Fibonacci Trading is not difficult. If you are new to using Fibonacci tools then look around this site and be sure to download our free manual and Fibonacci trading system. The system is simply a tool that you can use to begin to learn just how you can use Fibonacci trading tactics in your overall trading strategy. Fibonacci trading simply involves measuring swing highs and lows and attempting to forecast price reversals and continuations. If you are brand new to trading take a look at the article here titled Fibonacci explained, and don’t dare leave without downloading the manual right here…
Fibonacci trading concepts can get complicated, the story and science behind it can get fascinating and even a bit overwhelming. If you want to learn about the theories and science behind Fibonacci trading concepts you are at the wrong web site. If however you want step by step instructions on how you can begin to apply the trading principles using Fibonacci then you have the arrived.
Fibonacci Trading – What it looks like
When price makes its way in any direction up or down a Fibonacci retracement measures its mark back to where it started. So lets say price started at 40.00 and then went to 50. That’s a 10.00 move right? Well generally speaking after a move like that there tends to be a degree of profit taking from traders. People are going to start selling off and cashing in on the move. These moves and profit taking scenarios are what causes the markets to move up and down. Generally in a bull market you will see a large move up, a retracement profit taking period and then a new thrust up once again.

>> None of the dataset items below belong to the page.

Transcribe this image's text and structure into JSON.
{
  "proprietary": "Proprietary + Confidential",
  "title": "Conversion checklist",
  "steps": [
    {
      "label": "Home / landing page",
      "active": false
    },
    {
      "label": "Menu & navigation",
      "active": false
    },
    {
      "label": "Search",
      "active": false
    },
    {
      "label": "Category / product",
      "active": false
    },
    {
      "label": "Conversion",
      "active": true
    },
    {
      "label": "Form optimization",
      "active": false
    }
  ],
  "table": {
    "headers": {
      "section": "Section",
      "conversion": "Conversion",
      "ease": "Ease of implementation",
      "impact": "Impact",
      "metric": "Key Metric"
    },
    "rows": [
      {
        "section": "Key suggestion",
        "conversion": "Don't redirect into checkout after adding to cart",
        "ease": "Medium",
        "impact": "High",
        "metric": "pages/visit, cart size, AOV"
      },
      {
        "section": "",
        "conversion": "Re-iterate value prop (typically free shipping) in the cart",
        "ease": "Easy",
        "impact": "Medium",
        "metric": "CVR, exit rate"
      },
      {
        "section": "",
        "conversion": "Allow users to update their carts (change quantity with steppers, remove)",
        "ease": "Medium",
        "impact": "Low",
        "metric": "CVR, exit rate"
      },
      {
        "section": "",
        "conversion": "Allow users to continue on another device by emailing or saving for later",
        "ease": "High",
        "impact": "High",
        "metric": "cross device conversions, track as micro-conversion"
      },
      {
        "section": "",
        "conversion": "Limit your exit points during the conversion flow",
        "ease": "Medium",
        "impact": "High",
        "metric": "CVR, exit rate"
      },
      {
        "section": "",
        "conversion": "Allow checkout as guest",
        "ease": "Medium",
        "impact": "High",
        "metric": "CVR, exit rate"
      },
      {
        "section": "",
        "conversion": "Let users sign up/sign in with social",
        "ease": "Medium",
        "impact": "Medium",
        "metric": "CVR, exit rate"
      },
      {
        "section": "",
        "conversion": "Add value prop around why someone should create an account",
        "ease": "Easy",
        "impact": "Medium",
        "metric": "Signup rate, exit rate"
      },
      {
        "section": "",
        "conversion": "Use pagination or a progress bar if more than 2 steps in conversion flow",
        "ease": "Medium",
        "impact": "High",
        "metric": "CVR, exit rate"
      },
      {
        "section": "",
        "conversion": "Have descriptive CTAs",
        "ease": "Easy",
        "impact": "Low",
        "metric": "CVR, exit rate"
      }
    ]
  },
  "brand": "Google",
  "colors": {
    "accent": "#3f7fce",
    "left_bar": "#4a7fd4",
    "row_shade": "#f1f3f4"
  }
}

The market stays bullish as long as the profit taking doesn’t meet or exceed a 100% retracement.For example a $10.00 move up in a week, then a $5.00 retracement the next is a 50% retracement. If price moves up $10.00 again then we are making bullish progress. $40 to $50 is a $10 dollar move. A pullback or retracement to $45 is a 50% retracement. A new $10 dollar move up is a target of $55. So in time we are making our way up in a fashion that is as old as time itself.
These Fibonacci trading principles are called retracements. Even if price were making 76% retracements we are still making bullish progress. Weak progress but bullish none-the-less. In a super strong bull market a retracement as little as 23.6% is commonplace. So you see the degree of retracement can tell you much about market strength. Lastly anything beyond a 100% retracement is called a Fibonacci extension.